The natural hierarchical structure of the data is effects (Level 1) nested within studies (Level 2), which are nested within pairs (Level 3). However, three-level meta-regression models, to the best of our knowledge, have not yet been created and tested and we had to utilize two-level meta-regressions for all estimates. A random-effects meta-regression model with robust variance were used to compare the change in SMD (column labeled “ΔSDM” in Additional File 3). For these models, estimates of ΔSDM were nested within study pairs because, the change in effect size is a attribute of a study pair, not a single study. Random-effects meta-regression model with robust variance were also used to generate summative effect estimates for preliminary studies and larger trials (columns labeled “Preliminary Studies” and “Larger Trials” in Additional File 3), though effects were nested within a study because for the purpose of the model, an effect(s) is a property of a study independent of the existence of a study pair. These models were repeated for all levels of each RGB such that each row and column in Additional File 3 represents a single model.

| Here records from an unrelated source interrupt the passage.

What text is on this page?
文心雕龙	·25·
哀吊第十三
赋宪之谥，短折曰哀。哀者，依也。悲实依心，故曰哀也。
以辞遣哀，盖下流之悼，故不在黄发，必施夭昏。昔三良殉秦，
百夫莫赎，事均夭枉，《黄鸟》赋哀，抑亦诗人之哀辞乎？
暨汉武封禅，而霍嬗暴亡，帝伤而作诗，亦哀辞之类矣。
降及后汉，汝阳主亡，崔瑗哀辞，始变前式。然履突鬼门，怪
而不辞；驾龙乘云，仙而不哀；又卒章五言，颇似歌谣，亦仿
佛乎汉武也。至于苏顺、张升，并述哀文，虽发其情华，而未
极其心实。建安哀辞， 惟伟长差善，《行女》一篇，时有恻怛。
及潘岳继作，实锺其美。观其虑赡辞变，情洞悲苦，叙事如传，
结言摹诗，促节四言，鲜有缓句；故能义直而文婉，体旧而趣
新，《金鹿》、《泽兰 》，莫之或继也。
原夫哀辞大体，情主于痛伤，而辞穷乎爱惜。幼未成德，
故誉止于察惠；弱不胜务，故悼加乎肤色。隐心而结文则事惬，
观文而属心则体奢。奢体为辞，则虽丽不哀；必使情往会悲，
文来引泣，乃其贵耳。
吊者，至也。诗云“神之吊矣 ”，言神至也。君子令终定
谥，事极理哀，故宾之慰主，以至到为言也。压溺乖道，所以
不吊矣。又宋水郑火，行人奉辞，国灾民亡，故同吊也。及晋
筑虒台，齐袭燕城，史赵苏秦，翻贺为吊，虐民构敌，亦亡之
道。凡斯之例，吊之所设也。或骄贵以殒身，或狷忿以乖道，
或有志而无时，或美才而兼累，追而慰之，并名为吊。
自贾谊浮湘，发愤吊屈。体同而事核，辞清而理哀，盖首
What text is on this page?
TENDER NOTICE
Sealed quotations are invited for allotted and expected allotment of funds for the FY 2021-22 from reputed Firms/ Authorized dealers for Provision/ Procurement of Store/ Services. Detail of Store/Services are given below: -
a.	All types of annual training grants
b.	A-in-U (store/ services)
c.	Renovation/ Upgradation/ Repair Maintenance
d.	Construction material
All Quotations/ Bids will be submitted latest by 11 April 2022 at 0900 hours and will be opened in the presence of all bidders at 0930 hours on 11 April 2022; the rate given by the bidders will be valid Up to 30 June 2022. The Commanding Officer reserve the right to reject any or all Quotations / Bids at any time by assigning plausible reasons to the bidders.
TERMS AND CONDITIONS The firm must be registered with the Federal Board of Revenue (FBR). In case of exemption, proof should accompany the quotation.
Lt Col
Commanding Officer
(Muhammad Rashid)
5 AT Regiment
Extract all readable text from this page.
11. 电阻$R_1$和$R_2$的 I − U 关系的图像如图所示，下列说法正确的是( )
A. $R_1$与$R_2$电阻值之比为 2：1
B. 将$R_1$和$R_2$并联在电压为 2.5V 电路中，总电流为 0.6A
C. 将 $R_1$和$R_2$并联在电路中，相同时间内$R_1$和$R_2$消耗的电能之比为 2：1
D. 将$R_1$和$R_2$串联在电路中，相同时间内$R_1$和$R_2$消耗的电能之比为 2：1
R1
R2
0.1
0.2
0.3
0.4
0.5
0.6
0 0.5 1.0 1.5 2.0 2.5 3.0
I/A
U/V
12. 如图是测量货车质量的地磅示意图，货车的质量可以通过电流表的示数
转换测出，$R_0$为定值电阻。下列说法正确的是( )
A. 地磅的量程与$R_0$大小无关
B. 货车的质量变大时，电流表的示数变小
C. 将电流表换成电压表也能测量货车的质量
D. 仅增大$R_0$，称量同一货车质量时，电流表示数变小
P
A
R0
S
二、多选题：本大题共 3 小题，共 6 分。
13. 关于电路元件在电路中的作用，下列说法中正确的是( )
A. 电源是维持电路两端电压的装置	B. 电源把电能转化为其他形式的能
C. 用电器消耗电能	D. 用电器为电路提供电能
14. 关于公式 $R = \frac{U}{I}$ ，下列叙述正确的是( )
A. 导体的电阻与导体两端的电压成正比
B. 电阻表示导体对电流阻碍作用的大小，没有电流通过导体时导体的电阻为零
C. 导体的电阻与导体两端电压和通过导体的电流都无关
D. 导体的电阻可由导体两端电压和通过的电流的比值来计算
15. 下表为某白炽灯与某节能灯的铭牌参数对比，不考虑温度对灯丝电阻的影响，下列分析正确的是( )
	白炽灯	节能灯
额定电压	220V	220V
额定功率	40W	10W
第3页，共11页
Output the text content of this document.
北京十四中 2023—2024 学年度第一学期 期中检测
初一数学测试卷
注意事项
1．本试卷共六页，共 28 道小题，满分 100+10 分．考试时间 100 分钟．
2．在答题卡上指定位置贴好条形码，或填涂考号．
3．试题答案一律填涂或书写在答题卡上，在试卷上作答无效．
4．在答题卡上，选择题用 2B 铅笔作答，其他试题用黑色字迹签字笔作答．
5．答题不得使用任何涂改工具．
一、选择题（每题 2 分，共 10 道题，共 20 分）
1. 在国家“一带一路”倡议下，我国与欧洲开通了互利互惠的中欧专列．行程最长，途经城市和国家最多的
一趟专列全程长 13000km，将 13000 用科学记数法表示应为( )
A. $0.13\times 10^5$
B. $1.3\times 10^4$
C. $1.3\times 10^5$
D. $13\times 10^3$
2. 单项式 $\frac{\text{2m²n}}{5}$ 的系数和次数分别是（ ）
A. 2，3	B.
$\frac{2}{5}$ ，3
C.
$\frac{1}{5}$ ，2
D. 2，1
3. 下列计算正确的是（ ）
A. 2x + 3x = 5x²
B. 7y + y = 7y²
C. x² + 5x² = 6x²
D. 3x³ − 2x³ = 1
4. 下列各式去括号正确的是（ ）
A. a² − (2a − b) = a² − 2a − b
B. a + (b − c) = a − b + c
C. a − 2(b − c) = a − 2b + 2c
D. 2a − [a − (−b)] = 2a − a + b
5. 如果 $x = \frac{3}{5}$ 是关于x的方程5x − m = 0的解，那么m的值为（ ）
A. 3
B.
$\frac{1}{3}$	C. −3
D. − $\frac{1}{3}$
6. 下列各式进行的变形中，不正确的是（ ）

The difference in the SMD from the preliminary and larger scale trial were quantified according to previously defined formulas for the scale-up penalty.(4, 23, 24) This was calculated as: the SMD of the larger-scale trial divided by the SMD of the preliminary study and multiplied by 100. A value of 100% indicated identical SMDs in both the preliminary and larger-scale trial. A value of 50% indicated the larger-scale trial was half as effective as the preliminary study; a value above 100% indicated the larger-scale trial was more effective than the preliminary, whereas a negative value indicated the direction of the effect in the larger-scale trial was opposite of the preliminary. In line with prior work, a secondary evaluation of the impact of the biases was performed examining whether the presence/absence of biases was associated with nominally statistically significant outcomes (i.e., p ≤ 0.05) in the larger-scale trials.